Arrest Warrant Guide

Georgia Arrest Warrants

You can’t spend any time watching cop shows on television without understanding the concept of search warrants. The cops need these to get the evidence to catch the bad guy. With a proper search warrant the evidence is “tossed out of court” and they have to start from scratch.

This makes for some great drama. However, it’s a bit different when it comes to Georgia arrest warrants. With those, you can be arrested as a suspect in a crime. If that happens, chances are the search warrant will soon follow and things can quickly go from bad to worse.

What is an arrest warrant?
Having a Georgia arrest warrant sworn out in your name means you are an official suspect in a criminal activity. Doesn’t matter if you are guilty or innocent you just need to be a suspect. That means there has been evidence presented before a judge which indicates you have committed a crime.

That can be physical evidence such as fingerprints left behind at the scene of a crime or the sworn testimony of an eye witness. Once you are arrested, you’ll be given the opportunity to defend yourself but the Georgia arrest warrant comes first.

Typically a Georgia arrest warrant is issued after the crime has occurred. If a police officer sees you throw a brick through a window, they can arrest you right on the spot. But if someone else sees you throw that brick and identifies you to the police, then the arrest warrant is sworn out in your name and the police or county sheriffs are order to bring you before the court.

Georgia Bench Warrants
Another form of Georgia arrest warrant is known as the bench warrant.
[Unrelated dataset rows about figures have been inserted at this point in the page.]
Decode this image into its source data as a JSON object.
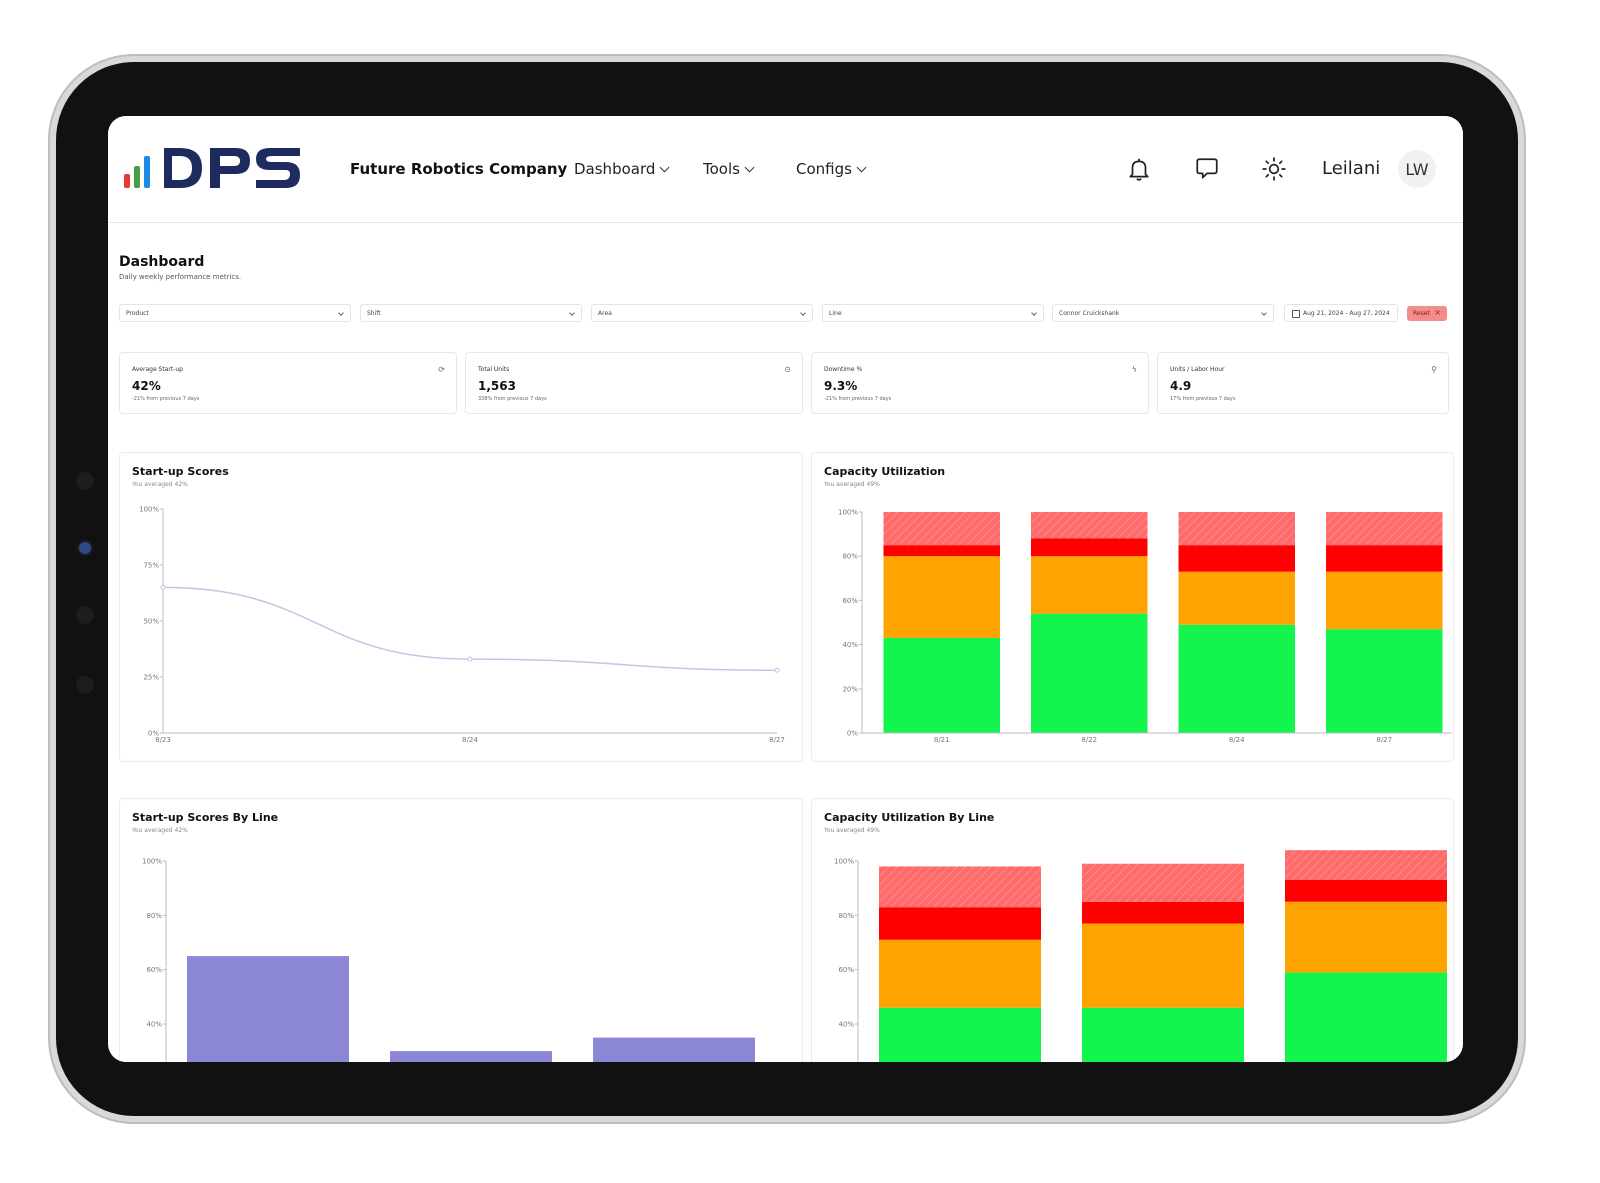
{
  "header": {
    "company": "Future Robotics Company",
    "nav": [
      {
        "label": "Dashboard"
      },
      {
        "label": "Tools"
      },
      {
        "label": "Configs"
      }
    ],
    "user_name": "Leilani",
    "avatar_initials": "LW",
    "icons": [
      "bell-icon",
      "chat-icon",
      "sun-icon"
    ],
    "logo_text": "DPS"
  },
  "page": {
    "title": "Dashboard",
    "subtitle": "Daily weekly performance metrics."
  },
  "filters": {
    "product": "Product",
    "shift": "Shift",
    "area": "Area",
    "line": "Line",
    "person": "Connor Cruickshank",
    "date_range": "Aug 21, 2024 - Aug 27, 2024",
    "reset_label": "Reset"
  },
  "kpis": [
    {
      "label": "Average Start-up",
      "value": "42%",
      "change": "-21% from previous 7 days",
      "icon": "refresh-icon"
    },
    {
      "label": "Total Units",
      "value": "1,563",
      "change": "338% from previous 7 days",
      "icon": "box-icon"
    },
    {
      "label": "Downtime %",
      "value": "9.3%",
      "change": "-21% from previous 7 days",
      "icon": "bolt-icon"
    },
    {
      "label": "Units / Labor Hour",
      "value": "4.9",
      "change": "17% from previous 7 days",
      "icon": "user-icon"
    }
  ],
  "colors": {
    "green": "#13f54e",
    "orange": "#ffa300",
    "red": "#ff0000",
    "light_red": "#ff6b6b",
    "purple": "#8b87d6",
    "line": "#c9c3e0"
  },
  "chart_data": [
    {
      "type": "line",
      "title": "Start-up Scores",
      "subtitle": "You averaged 42%",
      "x": [
        "8/23",
        "8/24",
        "8/27"
      ],
      "values": [
        65,
        33,
        28
      ],
      "ylim": [
        0,
        100
      ],
      "yticks": [
        "0%",
        "25%",
        "50%",
        "75%",
        "100%"
      ]
    },
    {
      "type": "bar",
      "stacked": true,
      "title": "Capacity Utilization",
      "subtitle": "You averaged 49%",
      "categories": [
        "8/21",
        "8/22",
        "8/24",
        "8/27"
      ],
      "series": [
        {
          "color": "#13f54e",
          "values": [
            43,
            54,
            49,
            47
          ]
        },
        {
          "color": "#ffa300",
          "values": [
            37,
            26,
            24,
            26
          ]
        },
        {
          "color": "#ff0000",
          "values": [
            5,
            8,
            12,
            12
          ]
        },
        {
          "color": "#ff6b6b",
          "values": [
            15,
            12,
            15,
            15
          ]
        }
      ],
      "ylim": [
        0,
        100
      ],
      "yticks": [
        "0%",
        "20%",
        "40%",
        "60%",
        "80%",
        "100%"
      ]
    },
    {
      "type": "bar",
      "title": "Start-up Scores By Line",
      "subtitle": "You averaged 42%",
      "values": [
        65,
        30,
        35
      ],
      "ylim": [
        0,
        100
      ],
      "yticks": [
        "40%",
        "60%",
        "80%",
        "100%"
      ]
    },
    {
      "type": "bar",
      "stacked": true,
      "title": "Capacity Utilization By Line",
      "subtitle": "You averaged 49%",
      "series": [
        {
          "color": "#13f54e",
          "values": [
            46,
            46,
            59
          ]
        },
        {
          "color": "#ffa300",
          "values": [
            25,
            31,
            26
          ]
        },
        {
          "color": "#ff0000",
          "values": [
            12,
            8,
            8
          ]
        },
        {
          "color": "#ff6b6b",
          "values": [
            15,
            14,
            11
          ]
        }
      ],
      "ylim": [
        0,
        100
      ],
      "yticks": [
        "40%",
        "60%",
        "80%",
        "100%"
      ]
    }
  ]
}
This isn’t so much about being suspected of committing a crime as it is about ignoring a particular court order. Did you know that a parking ticket is a form of a court order? It is, and failure to pay a parking ticket can lead to a Georgia bench warrant being issued in your name. You could have also skipped an alimony or child support payment which is another failure against a court order.

What can you do?
Once a Georgia arrest warrant has been sworn out in your name, your choices for a remedy are very limited. You could conduct your own search on many of the internet data bases available to you and find out if an arrest warrant has been issued in your name. After that, you could show up at the court on your own and face immediate arrest.

The best course of action would be to find a lawyer who is experienced in handling these types of matters. They will be able to navigate through the judicial system and have your Georgia arrest warrant taken care of in the proper matter. You might be able to avoid jail time but you won’t be able to avoid going before the judge who issued the warrant in the first place.